Lihatlah, alangkah indahnya akhlak shahabat Nabi ﷺ. Ketika dikoreksi bisa berlapang dada dan bahkan malah memuji Ibnu Mas’ud dan mengakui keilmuan Ibnu Mas’ud berada di atasnya.
Di zaman sekarang, jika seseorang sudah kadung di”ustaz”kan, di”syaikh”kan, di”ulama”kan, di”kyai”kan, di”gus”kan, sudah tersohor, dan sudah punya pengikut yang banyak, apakah masih mungkin mengikuti teladan dan akhlak mulia seperti Abu Musa Al-Asy’ari di atas?
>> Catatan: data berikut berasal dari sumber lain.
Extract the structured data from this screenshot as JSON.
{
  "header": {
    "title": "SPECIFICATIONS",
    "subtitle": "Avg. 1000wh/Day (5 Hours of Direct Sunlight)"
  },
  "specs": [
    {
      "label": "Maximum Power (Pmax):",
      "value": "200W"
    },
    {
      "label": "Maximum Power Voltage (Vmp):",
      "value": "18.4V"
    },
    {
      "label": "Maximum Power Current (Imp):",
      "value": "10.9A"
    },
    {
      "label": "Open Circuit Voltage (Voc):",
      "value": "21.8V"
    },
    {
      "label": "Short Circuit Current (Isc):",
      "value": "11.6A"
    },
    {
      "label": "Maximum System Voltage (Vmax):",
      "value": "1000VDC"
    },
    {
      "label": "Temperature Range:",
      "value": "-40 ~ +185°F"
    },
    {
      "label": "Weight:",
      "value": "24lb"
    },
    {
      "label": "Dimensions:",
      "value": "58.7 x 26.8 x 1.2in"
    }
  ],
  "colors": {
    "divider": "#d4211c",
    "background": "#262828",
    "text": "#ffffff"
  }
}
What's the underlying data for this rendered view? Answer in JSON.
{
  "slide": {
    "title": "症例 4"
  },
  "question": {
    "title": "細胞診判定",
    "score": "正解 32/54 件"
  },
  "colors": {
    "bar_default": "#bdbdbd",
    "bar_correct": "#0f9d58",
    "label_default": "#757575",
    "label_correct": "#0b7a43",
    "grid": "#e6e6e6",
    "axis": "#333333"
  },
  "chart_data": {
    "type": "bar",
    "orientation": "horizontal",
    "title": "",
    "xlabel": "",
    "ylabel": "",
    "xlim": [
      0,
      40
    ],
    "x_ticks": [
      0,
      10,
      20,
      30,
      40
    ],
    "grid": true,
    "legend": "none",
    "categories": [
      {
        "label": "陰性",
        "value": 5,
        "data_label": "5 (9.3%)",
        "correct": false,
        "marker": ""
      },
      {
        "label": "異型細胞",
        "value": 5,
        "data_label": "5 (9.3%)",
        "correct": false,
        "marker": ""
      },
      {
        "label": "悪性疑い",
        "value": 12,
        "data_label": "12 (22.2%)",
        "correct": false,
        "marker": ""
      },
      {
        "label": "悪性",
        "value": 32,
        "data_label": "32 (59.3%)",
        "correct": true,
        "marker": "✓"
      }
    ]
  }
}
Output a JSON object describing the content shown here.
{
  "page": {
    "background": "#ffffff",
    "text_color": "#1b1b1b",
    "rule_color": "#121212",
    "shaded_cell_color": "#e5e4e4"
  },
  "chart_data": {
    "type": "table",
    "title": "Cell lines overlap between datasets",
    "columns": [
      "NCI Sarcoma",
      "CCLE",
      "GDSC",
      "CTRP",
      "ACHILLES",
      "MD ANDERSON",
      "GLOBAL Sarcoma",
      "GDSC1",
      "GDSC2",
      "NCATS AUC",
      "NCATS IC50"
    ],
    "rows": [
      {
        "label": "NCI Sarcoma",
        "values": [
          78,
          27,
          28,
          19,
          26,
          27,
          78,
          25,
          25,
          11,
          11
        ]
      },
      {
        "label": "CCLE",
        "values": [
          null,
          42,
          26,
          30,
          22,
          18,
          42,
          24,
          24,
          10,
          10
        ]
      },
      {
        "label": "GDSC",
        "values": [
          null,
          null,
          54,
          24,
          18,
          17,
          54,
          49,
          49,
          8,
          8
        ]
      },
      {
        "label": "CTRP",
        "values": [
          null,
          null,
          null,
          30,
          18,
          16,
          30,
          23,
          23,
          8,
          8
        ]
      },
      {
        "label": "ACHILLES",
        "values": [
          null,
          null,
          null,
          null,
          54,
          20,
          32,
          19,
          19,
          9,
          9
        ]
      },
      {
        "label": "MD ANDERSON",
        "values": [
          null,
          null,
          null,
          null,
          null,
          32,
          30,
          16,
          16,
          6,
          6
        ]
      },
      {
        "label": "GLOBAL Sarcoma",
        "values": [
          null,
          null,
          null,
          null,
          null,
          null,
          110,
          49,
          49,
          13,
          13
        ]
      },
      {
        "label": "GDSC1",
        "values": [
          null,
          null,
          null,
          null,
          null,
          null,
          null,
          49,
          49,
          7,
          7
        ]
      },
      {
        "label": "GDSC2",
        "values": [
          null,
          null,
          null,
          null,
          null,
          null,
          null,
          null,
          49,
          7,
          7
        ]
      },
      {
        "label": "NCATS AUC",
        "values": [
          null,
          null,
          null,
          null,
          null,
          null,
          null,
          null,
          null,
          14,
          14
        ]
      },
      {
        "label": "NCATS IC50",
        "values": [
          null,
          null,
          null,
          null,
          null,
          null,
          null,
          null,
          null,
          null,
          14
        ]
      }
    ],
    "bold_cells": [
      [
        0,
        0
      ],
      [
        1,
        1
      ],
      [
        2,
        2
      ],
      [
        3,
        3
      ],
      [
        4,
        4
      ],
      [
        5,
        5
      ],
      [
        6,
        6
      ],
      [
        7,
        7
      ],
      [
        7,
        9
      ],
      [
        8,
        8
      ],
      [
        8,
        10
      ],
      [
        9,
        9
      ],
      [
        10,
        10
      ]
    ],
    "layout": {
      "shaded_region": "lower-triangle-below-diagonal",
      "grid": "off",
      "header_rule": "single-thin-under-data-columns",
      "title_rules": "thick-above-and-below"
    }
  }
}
Yah, insyaallah masih mungkin.
Tapi tentu saja, yang sanggup melakukan akhlak seindah itu hanyalah mereka para hamba-hamba Allah yang salih, yang ikhlas, yang beramal semata-mata karena-Nya. Mereka beramal untuk menyenangkan-Nya dan meraih ridha-Nya, bukan untuk memburu dunia dan tidak mengejar tepuk tangan manusia.